The stated existence of a Union’s external competence in this area has not prevented other uncertainties from arising. Specifically, the question arose of whether it is for the Union (and the Union alone) to take a stance on subsequent accessions to the Convention by third States.
Pursuant to Article 28 of the Convention, any State not represented at the Tenth Session of the Hague Conference on Private International Law (which took place in 1964) may accede to the Convention after the latter’s entry into force on the international plane. The Convention will then enter into force for such a State “in the absence of any objection from a State, which has ratified the Convention before such deposit, notified to the Ministry of Foreign Affairs of the Netherlands within a period of six months after the date on which the said Ministry has notified it of such accession”.
Put in another way, the Hague Service Convention offers the States that are already bound by it to veto the establishment of relations under the Convention between any acceding State and all of the Contracting States. So far, this “right of veto” has never been used in practice.

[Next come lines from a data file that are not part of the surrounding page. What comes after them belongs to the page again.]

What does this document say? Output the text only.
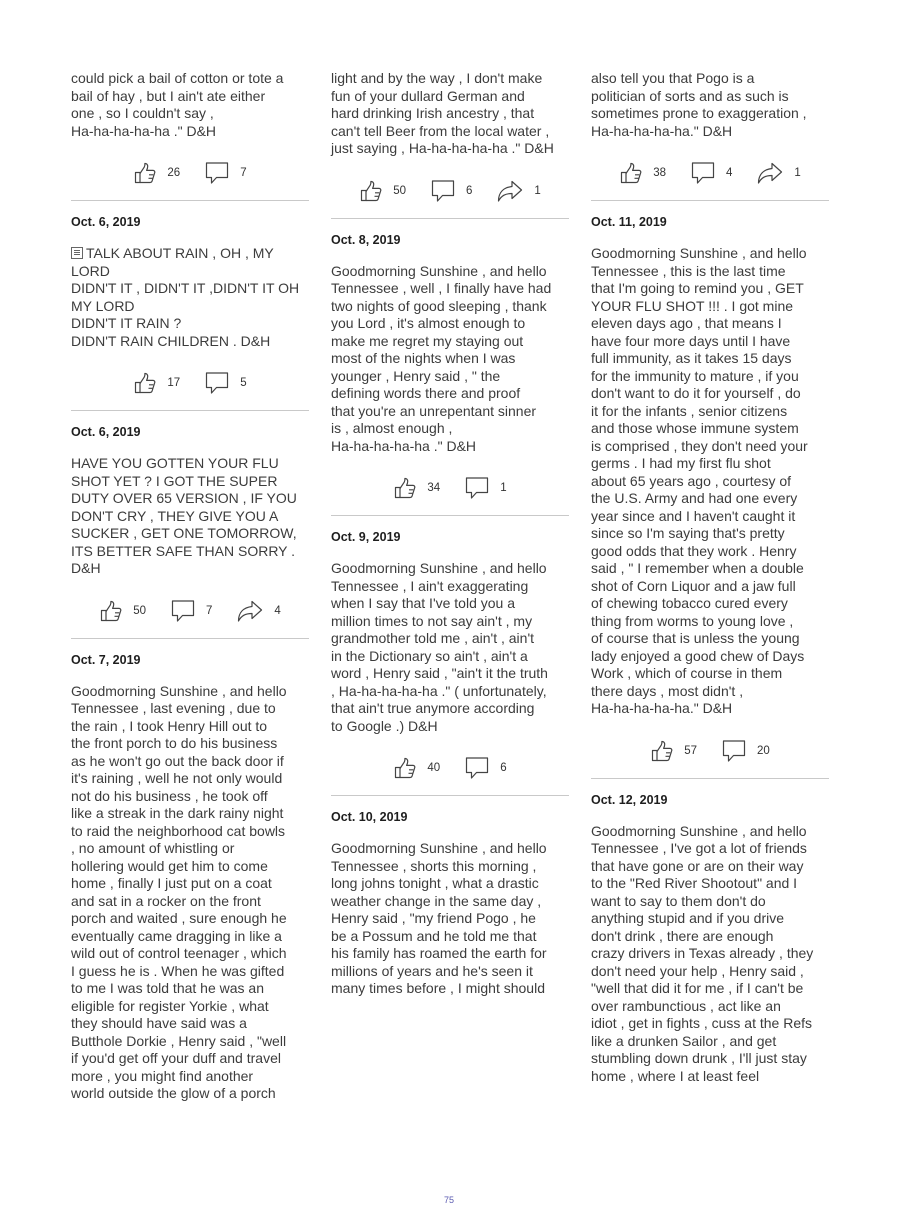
could pick a bail of cotton or tote a
bail of hay , but I ain't ate either
one , so I couldn't say ,
Ha-ha-ha-ha-ha ." D&H

26	7

Oct. 6, 2019

TALK ABOUT RAIN , OH , MY
LORD
DIDN'T IT , DIDN'T IT ,DIDN'T IT OH
MY LORD
DIDN'T IT RAIN ?
DIDN'T RAIN CHILDREN . D&H

17	5

Oct. 6, 2019

HAVE YOU GOTTEN YOUR FLU
SHOT YET ? I GOT THE SUPER
DUTY OVER 65 VERSION , IF YOU
DON'T CRY , THEY GIVE YOU A
SUCKER , GET ONE TOMORROW,
ITS BETTER SAFE THAN SORRY .
D&H

50	7	4

Oct. 7, 2019

Goodmorning Sunshine , and hello
Tennessee , last evening , due to
the rain , I took Henry Hill out to
the front porch to do his business
as he won't go out the back door if
it's raining , well he not only would
not do his business , he took off
like a streak in the dark rainy night
to raid the neighborhood cat bowls
, no amount of whistling or
hollering would get him to come
home , finally I just put on a coat
and sat in a rocker on the front
porch and waited , sure enough he
eventually came dragging in like a
wild out of control teenager , which
I guess he is . When he was gifted
to me I was told that he was an
eligible for register Yorkie , what
they should have said was a
Butthole Dorkie , Henry said , "well
if you'd get off your duff and travel
more , you might find another
world outside the glow of a porch

light and by the way , I don't make
fun of your dullard German and
hard drinking Irish ancestry , that
can't tell Beer from the local water ,
just saying , Ha-ha-ha-ha-ha ." D&H

50	6	1

Oct. 8, 2019

Goodmorning Sunshine , and hello
Tennessee , well , I finally have had
two nights of good sleeping , thank
you Lord , it's almost enough to
make me regret my staying out
most of the nights when I was
younger , Henry said , " the
defining words there and proof
that you're an unrepentant sinner
is , almost enough ,
Ha-ha-ha-ha-ha ." D&H

34	1

Oct. 9, 2019

Goodmorning Sunshine , and hello
Tennessee , I ain't exaggerating
when I say that I've told you a
million times to not say ain't , my
grandmother told me , ain't , ain't
in the Dictionary so ain't , ain't a
word , Henry said , "ain't it the truth
, Ha-ha-ha-ha-ha ." ( unfortunately,
that ain't true anymore according
to Google .) D&H

40	6

Oct. 10, 2019

Goodmorning Sunshine , and hello
Tennessee , shorts this morning ,
long johns tonight , what a drastic
weather change in the same day ,
Henry said , "my friend Pogo , he
be a Possum and he told me that
his family has roamed the earth for
millions of years and he's seen it
many times before , I might should

also tell you that Pogo is a
politician of sorts and as such is
sometimes prone to exaggeration ,
Ha-ha-ha-ha-ha." D&H

38	4	1

Oct. 11, 2019

Goodmorning Sunshine , and hello
Tennessee , this is the last time
that I'm going to remind you , GET
YOUR FLU SHOT !!! . I got mine
eleven days ago , that means I
have four more days until I have
full immunity, as it takes 15 days
for the immunity to mature , if you
don't want to do it for yourself , do
it for the infants , senior citizens
and those whose immune system
is comprised , they don't need your
germs . I had my first flu shot
about 65 years ago , courtesy of
the U.S. Army and had one every
year since and I haven't caught it
since so I'm saying that's pretty
good odds that they work . Henry
said , " I remember when a double
shot of Corn Liquor and a jaw full
of chewing tobacco cured every
thing from worms to young love ,
of course that is unless the young
lady enjoyed a good chew of Days
Work , which of course in them
there days , most didn't ,
Ha-ha-ha-ha-ha." D&H

57	20

Oct. 12, 2019

Goodmorning Sunshine , and hello
Tennessee , I've got a lot of friends
that have gone or are on their way
to the "Red River Shootout" and I
want to say to them don't do
anything stupid and if you drive
don't drink , there are enough
crazy drivers in Texas already , they
don't need your help , Henry said ,
"well that did it for me , if I can't be
over rambunctious , act like an
idiot , get in fights , cuss at the Refs
like a drunken Sailor , and get
stumbling down drunk , I'll just stay
home , where I at least feel

75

The Council of the European Union has recently discussed whether it is for the Union, or rather its Member States, individually, to decide about the line to take regarding the accession of Singapore to the Convention, which occurred on 16 May 2023.
Member States had apparently no difficulties in agreeing that there were no grounds, in substance, to issue such an objection. However, procedurally, while the majority took the view that the decision belonged to the Union, two States – France and the Czech Republic – expressed doubts in this regard, and abstained from the vote.
In a joint statement, France and Czechia noted that the other Member States agree that the Hague Service Convention falls under EU exclusive external competence, pursuant to Article 3(2) TFEU, but argued, for their part, that, “since the provisions of the Hague Convention on service do not apply in relations between Member States but only when a third State is involved, the possibility of affecting or modifying the common EU rules is doubtful”.
France and Czechia did not intend to prevent the Council from adopting an EU-wide approach to the accession of Singapore, but stressed they would not consider such a decision “as a precedent for any other accessions to the Hague Service Convention and other measures of the European Union that aim to regulate comparable subject matters, where exclusive external competence of the European Union could play a role but has not been agreed upon by the Member States”.
On 13 October 2023, Coreper issued a recommendation to approve the line to be taken regarding the accession of Singapore (the recommendation being that no objection should be raised), while acknowledging that the recommendation “is without prejudice to the procedure to be followed in the future to establish the European Union’s position concerning the accession of third States to such Hague Conventions which have the same accession mechanism as the 1965 Hague Convention”.
The issue, it is believed, may resurface, in particular, with respect to the Hague Convention of 18 March 1970 on the taking of evidence abroad in civil or commercial matters. The latter Convention, too, has special rules on the acceptance of accessions (Article 39), although their design and practical implications depart from the corresponding provisions of the Hague Service Convention.